Homework #7 Sample Solution
Note: The book uses the greater-than and less-than symbols to show production groupings, but since I am authoring this page in HTML, such symbols are particularly difficult and tedious to render. So instead, I will be using square braces (thats '[' and ']') to show production groupings. Sorry for any confusion this might cause. Also, remember that when reading production rules, if you see a symbol in quotes, such as '{' or 'ShapeInstance', that means that it should appear as stated verbatim in the file. If, however, you see certain symbols not in quotes, such as { or ShapeInstance, it represents part of the definition of the production rule. To help avoid confusion, I will italicize production rule syntax, and bold verbatim strings.

12.1a: Defining two file types
To discover what file types I'll need in the system, I should ask myself: "What data needs to be persistent?" That is, what should my program remember between the time when it is quit at the end of a session and the time that it is started up to begin the next session? One set of persistent data is clearly the diagram itself; users will want to save their work, possibly even transport it around to different computers. The other set of persistent data is a little less obvious: we are asked to maintain these libraries of shapes, and presumably several diagrams might use a single library. If that happens, then it seems that a library shouldn't live inside the same file as the diagram, because then we would either have (a) some diagram files that rely on others to provide the library that they need in order to be rendered, or (b) each diagram has its own copy of a library, thus creating the possibility of redundant, inconsistently maintained copies of a single library. My guess, then, is that libraries should become their own file type.

12.1b: Assigning the data into the files
Data Element
StandardShape-ShapeInstance links Diagram file In order to represent this link, information about both the StandardShape object and the ShapeInstance object must be recorded in one place. If that place were the library file, though, we would have to record ShapeInstance information with the library, which would create a dependency from libraries to diagrams. This is bad because diagram files will probably be relatively transient; the user will be changing them frequently, possibly even deleting them. If, in order to load a library file, we require that all of the diagram files that used it be present and locatable on the current machine in their original state, we would not have a very flexible system.
Diagram objects Diagram file
GraphicElement objects Diagram file
ShapeInstance objects Diagram file
Text objects Diagram file
Library objects Library file
StandardShape objects Library file
Diagram-GraphicElement links Diagram file

12.1c: Implementing identity across multiple files
There are several potential data items that can be considered "identifying" (that is, similar to the notion of a primary key in RDBMS land.) First, there are the explicit attributes: libraries have names (libraryName), StandardShapes have names also (shapeName).
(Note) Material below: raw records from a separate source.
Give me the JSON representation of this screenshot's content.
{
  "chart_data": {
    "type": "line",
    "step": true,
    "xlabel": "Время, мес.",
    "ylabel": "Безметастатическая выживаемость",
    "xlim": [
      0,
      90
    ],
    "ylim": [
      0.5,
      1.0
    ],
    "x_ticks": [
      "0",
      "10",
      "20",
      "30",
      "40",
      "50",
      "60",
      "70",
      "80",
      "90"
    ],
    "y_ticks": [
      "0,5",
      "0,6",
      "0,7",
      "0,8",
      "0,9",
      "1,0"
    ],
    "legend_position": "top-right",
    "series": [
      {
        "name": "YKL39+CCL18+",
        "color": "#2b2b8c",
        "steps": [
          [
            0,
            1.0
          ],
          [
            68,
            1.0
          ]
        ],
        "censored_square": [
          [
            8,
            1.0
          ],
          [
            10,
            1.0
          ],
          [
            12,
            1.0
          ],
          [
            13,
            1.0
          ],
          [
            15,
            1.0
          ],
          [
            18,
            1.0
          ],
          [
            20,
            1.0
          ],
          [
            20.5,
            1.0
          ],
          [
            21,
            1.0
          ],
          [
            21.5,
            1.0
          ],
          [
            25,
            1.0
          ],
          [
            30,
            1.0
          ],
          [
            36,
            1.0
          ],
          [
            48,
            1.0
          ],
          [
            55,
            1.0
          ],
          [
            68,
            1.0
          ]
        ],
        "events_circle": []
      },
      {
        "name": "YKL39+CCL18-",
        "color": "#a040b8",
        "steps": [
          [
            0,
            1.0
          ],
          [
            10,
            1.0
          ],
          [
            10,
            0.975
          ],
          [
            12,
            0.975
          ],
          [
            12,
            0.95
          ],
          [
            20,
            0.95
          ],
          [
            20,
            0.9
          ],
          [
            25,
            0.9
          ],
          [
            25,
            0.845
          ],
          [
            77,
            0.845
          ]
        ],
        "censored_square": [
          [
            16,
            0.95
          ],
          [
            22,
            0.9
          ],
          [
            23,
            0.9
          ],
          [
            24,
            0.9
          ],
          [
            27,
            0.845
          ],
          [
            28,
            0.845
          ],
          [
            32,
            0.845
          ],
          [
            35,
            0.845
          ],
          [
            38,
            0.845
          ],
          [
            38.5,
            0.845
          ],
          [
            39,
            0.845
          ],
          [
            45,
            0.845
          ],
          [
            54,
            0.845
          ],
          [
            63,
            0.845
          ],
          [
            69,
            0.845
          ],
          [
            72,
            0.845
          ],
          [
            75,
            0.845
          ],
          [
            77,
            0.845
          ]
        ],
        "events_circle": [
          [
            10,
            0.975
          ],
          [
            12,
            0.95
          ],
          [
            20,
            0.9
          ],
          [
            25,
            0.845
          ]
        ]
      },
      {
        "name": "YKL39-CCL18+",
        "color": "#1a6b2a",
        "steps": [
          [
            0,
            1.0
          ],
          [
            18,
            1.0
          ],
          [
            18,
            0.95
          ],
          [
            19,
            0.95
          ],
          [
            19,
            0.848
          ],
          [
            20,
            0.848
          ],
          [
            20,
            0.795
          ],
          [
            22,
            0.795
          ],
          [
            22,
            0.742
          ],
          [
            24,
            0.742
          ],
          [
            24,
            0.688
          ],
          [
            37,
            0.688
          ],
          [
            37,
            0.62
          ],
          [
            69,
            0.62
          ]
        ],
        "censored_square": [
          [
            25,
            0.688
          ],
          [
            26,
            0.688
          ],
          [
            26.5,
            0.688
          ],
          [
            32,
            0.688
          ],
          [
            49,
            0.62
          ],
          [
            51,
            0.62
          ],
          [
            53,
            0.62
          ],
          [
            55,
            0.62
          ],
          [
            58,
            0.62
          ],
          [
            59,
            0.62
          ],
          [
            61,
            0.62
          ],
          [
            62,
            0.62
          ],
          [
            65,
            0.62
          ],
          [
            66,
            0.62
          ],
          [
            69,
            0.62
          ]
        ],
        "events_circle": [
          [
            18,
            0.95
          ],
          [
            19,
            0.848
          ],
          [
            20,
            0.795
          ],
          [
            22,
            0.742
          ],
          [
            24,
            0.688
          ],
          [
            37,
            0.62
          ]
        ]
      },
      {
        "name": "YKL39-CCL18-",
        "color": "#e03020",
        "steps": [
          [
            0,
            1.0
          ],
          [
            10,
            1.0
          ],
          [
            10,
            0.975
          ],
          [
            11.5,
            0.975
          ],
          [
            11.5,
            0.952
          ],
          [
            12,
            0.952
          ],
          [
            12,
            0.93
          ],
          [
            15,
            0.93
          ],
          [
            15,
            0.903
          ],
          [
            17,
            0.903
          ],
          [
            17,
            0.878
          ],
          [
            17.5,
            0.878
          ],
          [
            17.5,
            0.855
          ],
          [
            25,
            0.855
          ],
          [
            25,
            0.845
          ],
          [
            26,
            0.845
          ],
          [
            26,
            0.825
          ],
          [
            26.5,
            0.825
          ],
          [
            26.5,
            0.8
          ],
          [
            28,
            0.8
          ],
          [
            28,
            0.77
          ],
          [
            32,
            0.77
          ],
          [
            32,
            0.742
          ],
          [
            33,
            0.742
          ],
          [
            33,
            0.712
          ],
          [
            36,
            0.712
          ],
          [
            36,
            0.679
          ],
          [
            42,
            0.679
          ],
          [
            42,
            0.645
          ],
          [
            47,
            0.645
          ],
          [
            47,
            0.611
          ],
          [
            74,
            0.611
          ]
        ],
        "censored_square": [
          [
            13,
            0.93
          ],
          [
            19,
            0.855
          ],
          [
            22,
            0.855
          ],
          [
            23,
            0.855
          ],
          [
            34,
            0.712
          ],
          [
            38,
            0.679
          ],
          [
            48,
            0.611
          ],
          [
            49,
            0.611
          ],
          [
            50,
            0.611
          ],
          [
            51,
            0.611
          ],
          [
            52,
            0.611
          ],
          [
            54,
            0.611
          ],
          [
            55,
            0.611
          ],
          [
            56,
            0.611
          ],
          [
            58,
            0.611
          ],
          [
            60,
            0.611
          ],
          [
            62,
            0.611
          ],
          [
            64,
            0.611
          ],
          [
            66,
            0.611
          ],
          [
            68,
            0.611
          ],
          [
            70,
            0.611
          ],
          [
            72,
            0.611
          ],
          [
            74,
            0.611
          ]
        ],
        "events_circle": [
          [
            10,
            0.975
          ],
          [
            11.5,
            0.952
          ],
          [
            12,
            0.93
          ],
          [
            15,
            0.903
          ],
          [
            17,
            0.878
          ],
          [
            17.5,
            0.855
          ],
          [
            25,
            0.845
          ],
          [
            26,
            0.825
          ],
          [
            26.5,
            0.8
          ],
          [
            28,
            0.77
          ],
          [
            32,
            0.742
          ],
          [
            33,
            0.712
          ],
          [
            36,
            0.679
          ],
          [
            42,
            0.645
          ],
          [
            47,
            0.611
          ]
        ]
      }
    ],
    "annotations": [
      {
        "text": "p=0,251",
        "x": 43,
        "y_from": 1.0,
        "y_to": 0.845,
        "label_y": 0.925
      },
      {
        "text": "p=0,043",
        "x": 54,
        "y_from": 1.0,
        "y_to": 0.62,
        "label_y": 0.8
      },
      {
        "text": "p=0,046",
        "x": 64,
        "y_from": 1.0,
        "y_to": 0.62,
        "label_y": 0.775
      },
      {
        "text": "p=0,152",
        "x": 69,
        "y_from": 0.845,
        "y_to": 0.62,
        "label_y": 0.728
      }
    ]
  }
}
But there is also a hidden kind of identity in this system: file names can serve as identifying entities. So:
Object class
Diagram Each diagram will be placed in its own file. This two diagrams are distinct if they reside in separate files.
GraphicElement All of the graphic elements linked to a particular Diagram will reside in the same file as that Diagram. In addition, the GraphicElements will be ordered in the file, and their order will identify their place in the diagram. Since GraphicElements never are linked with more than one Diagram object, we need not worry about identifying a GraphicElement object across files.
ShapeInstance Since ShapeInstances are GraphicElements, they are identified in the same way.
Text Since Texts are GraphicElements, they are identified in the same way.
Library Libraries are kept in a separate file from diagrams. All Library objects reside in the same file, and are identified by their libraryName attribute.
StandardShape StandardShape objects reside in the library file with the Library objects, and are uniquely identified by their shapeName. Since a given shapeName can only identify at most one StandardShape object, we need not worry about distinct StandardShapes with the same name.

12.1d: Locking mechanisms
The application we are designing does not mention any way to change the composition of the library file, so it can be assumed that, once generated, the library file's contents are read-only, so no locking will be necessary. For the diagram files, either of two approaches may be used:

12.1e: Implementing domains
There are several domains in this application's persistent data model, listed in the book in diagram E12.3. Following are some production rules that might be used for writing them to an ASCII file; in many cases I am making assumptions about the structure of the domains that are not really implied from the problem statement--- in real life, you would ask your client about these design decisions, rather than making assumptions. Also, I realize that you are not experts at reading grammar productions and regular expression notions, so I've included a small natural-language description of each production rule in the Meaning column.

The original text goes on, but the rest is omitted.